You will need to clean the bird's cage on a regular schedule. Clean the perches and toys once a week, wash the floor of the cage once a month, and thoroughly sanitize the rest of the cage once a year.
Consider the costs of owning one of these parrots before rushing out to get one. Veterinary bills, quality feed, toys, and cages add up. If you can't give your bird the best of everything, consider holding off on adopting one until you can.
In the wild, Military macaws feast on seeds, berries, nuts, fruits, and vegetables. Pet Military macaws should eat a similar diet made up of a high-quality seed or pellet mix and fresh bird-safe fruits and vegetables. Macaw owners often find that their bird likes to join them for dinner. You can feed them nutritious "people food" on occasion, including small amounts of protein like chicken. If it's healthy, natural, and generally considered "good for you," it should be good for your bird as well. The exceptions are avocado, chocolate, and rhubarb, which are toxic to birds.
Depending on its size, a macaw will eat about 1/2 to 3/4 cup of parrot mix and about 1/2 to 3/4 cup of fruit and vegetables every day. You can feed it once in the morning upon waking and at dusk before it goes to sleep. Remove all uneaten food before bedtime.
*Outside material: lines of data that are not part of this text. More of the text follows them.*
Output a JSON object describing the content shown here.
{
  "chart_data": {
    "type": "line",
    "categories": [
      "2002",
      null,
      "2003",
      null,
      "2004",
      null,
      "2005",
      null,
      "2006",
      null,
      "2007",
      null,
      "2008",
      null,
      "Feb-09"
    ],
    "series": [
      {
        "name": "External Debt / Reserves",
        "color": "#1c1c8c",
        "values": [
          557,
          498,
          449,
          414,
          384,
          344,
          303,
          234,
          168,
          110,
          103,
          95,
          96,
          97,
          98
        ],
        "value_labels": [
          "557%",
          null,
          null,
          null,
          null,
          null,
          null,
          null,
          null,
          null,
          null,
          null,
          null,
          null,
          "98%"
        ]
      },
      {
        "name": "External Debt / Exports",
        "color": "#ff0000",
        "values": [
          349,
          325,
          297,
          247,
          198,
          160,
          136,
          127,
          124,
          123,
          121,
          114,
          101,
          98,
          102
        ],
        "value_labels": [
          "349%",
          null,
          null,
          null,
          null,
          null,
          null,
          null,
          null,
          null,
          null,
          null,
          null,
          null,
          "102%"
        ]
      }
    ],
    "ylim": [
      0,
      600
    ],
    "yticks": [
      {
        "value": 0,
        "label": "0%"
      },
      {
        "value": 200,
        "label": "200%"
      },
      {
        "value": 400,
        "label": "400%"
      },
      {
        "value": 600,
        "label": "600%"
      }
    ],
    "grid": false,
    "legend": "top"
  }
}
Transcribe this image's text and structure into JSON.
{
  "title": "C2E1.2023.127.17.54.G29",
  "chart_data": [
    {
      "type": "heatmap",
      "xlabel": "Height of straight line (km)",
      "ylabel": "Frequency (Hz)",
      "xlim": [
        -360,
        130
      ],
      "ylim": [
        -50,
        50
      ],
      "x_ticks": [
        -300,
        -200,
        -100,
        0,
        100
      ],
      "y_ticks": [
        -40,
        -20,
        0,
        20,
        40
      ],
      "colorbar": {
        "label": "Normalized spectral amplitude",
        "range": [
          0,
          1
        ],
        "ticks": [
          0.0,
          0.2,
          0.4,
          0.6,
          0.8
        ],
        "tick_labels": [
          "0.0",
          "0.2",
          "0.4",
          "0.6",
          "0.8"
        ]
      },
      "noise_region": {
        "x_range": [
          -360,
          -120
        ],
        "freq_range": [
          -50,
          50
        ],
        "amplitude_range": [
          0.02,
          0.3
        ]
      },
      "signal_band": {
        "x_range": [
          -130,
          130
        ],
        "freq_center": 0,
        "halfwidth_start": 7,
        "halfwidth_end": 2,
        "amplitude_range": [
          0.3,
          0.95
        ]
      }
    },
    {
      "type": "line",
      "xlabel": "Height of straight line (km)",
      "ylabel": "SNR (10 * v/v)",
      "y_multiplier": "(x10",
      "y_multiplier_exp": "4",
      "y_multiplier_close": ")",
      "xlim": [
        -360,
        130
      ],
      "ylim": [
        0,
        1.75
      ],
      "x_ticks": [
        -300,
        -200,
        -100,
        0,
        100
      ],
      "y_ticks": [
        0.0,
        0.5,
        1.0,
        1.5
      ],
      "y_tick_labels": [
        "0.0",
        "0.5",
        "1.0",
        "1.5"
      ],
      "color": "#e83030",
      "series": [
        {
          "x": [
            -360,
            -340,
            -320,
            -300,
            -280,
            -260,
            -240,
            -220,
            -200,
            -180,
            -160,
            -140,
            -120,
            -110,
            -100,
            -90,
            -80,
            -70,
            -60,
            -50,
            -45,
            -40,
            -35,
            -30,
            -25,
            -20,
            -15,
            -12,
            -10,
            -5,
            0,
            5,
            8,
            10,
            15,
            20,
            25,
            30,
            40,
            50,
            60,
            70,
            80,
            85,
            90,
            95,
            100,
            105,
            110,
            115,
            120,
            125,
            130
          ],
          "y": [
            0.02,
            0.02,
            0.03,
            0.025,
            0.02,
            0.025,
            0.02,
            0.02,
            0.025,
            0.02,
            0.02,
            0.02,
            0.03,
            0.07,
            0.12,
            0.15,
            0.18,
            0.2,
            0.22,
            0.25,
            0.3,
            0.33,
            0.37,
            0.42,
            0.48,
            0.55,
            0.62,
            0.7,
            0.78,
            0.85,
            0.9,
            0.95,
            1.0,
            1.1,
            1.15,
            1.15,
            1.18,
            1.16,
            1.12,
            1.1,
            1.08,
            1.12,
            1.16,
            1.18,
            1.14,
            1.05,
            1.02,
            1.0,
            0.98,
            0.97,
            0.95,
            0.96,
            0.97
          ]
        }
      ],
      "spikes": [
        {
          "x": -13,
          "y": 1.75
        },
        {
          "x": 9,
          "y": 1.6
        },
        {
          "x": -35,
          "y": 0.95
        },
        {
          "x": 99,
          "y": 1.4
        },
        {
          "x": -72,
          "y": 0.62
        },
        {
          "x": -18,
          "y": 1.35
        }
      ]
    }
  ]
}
In the wild, Military macaws fly several hundred miles a day. In captivity, regular exercise is essential. Owners should make sure that their pets are allowed a minimum of 2 to 4 hours of playtime outside of their cages every day. This activity time gives the birds a way of stretching their wings, exercising their beaks, and will provide mental stimulation as a bonus.
Military birds are active, so occupy their time with tasks and activities. Bird-safe toys are a must. One of their favorite activities is chewing, so wood will be your go-to, even if it's just tree branches. This bird will also appreciate swings, ropes, link chains, and bells. Toys are also excellent distractions for this curious parrot that may otherwise spend its time screeching, feather-plucking, or chewing things around your home.